Sigh. “Hey, Jim.” He called over one of the attorneys hanging around the courtroom. “How about doing some pro bono work?”

With a few scrawls on paper and a court fee, the case was dismissed. Highlight of my driving career.

The lowlight was the time I became the bologna in a van sandwich, and the folks that hit me didn’t have insurance. And I didn’t have the kind that fixed me or my truck. Twenty years later, I still have a crick in the left side of my neck.

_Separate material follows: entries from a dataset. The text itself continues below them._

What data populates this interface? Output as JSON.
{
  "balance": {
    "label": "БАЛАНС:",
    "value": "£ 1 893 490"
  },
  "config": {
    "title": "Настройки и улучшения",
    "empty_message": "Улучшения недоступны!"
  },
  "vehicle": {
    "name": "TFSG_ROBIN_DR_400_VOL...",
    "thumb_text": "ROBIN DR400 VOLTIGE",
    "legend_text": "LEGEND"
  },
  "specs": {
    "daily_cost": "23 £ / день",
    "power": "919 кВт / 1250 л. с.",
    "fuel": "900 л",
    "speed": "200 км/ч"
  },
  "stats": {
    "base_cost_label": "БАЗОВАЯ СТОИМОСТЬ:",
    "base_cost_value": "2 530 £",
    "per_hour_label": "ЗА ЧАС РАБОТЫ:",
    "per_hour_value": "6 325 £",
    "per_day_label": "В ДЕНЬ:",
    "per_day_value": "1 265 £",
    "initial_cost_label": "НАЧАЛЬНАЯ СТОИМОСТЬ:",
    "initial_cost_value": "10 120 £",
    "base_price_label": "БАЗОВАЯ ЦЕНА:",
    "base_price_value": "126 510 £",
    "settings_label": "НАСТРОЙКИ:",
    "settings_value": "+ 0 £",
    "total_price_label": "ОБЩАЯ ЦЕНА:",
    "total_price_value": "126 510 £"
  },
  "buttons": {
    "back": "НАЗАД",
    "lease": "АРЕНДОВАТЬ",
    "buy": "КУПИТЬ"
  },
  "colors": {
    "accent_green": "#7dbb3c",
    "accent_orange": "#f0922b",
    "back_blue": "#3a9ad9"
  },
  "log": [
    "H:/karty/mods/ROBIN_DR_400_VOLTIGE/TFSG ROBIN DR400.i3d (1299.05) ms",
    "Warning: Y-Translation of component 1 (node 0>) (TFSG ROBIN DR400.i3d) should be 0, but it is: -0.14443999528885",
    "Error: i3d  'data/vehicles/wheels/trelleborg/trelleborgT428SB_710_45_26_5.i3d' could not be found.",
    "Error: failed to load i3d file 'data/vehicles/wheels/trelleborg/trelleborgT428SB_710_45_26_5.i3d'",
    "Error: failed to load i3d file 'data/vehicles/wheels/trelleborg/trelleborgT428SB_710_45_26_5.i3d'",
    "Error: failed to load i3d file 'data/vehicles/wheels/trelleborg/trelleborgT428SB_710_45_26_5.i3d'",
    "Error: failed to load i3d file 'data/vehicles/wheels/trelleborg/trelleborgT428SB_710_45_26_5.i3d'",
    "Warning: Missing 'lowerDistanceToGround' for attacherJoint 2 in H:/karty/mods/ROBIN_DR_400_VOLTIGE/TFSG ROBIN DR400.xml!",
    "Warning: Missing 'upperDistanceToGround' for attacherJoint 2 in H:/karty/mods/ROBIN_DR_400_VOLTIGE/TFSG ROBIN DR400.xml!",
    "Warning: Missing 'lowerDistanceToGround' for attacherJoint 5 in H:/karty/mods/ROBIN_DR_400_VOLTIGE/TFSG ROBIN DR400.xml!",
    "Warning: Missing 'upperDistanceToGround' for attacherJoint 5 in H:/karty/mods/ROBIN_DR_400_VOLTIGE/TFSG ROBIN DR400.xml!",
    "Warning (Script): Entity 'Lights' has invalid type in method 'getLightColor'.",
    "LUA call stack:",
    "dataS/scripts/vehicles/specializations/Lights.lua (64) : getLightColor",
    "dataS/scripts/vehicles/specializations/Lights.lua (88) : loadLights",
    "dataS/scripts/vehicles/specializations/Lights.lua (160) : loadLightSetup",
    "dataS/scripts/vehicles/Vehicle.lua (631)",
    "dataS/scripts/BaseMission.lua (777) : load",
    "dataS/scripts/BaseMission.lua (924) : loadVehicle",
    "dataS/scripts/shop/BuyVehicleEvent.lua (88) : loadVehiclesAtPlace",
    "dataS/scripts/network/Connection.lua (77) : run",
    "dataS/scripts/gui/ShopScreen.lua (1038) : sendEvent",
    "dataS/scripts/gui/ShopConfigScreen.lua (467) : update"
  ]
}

Or when I hit that poor guy.

I was pulling out of a beach parking lot, going all of three miles an hour, and…I don’t know…gray day, gray truck, sun glare, a one and three year old in the back seat, sleep deprivation…I rolled right into his drivers side door. Only my snail speed kept anyone from being injured.

The now-seven-year-old still talks about the day mom hit someone.

Which is why I shouldn’t judge the wreck I saw a few days ago.

It was school pick-up time, and I was pulling into the car line when I noticed the smoke.

Something was on fire in the bus parking lot. The pick-up line was moving even slower than usual, and within seconds, sirens were approaching, causing a cluster of mom vans, fire trucks, and school buses.

I parked and got the kids. Black plastic-smelling smoke swirled while parents, teachers, and children covered their noses with their shirts. By the time I walked the boys by the fire, it was out. A fireman was pointed his hose at some sort of blackened moped stuck in a fence, squirting it one more time for good measure.

My mom met us at the park across from the school. She had the scoop.

A ten year old had lost control of his gas-powered scooter, and rather than run into a car, bus, or Kindergartner, he jackknifed the fence. Right beside the huge propane tank for the school boiler. He says the throttle stuck, not his fault. No one was hurt. His parents are going to buy him another one.

At first, I was like:

He shouldn’t be driving a gas scooter.

He shouldn’t have been going so fast.

He shouldn’t have been near the primary school.

He’s a bad driver.

Don’t let him drive again.

And then I remembered my own record and gave him a prayer for judgement.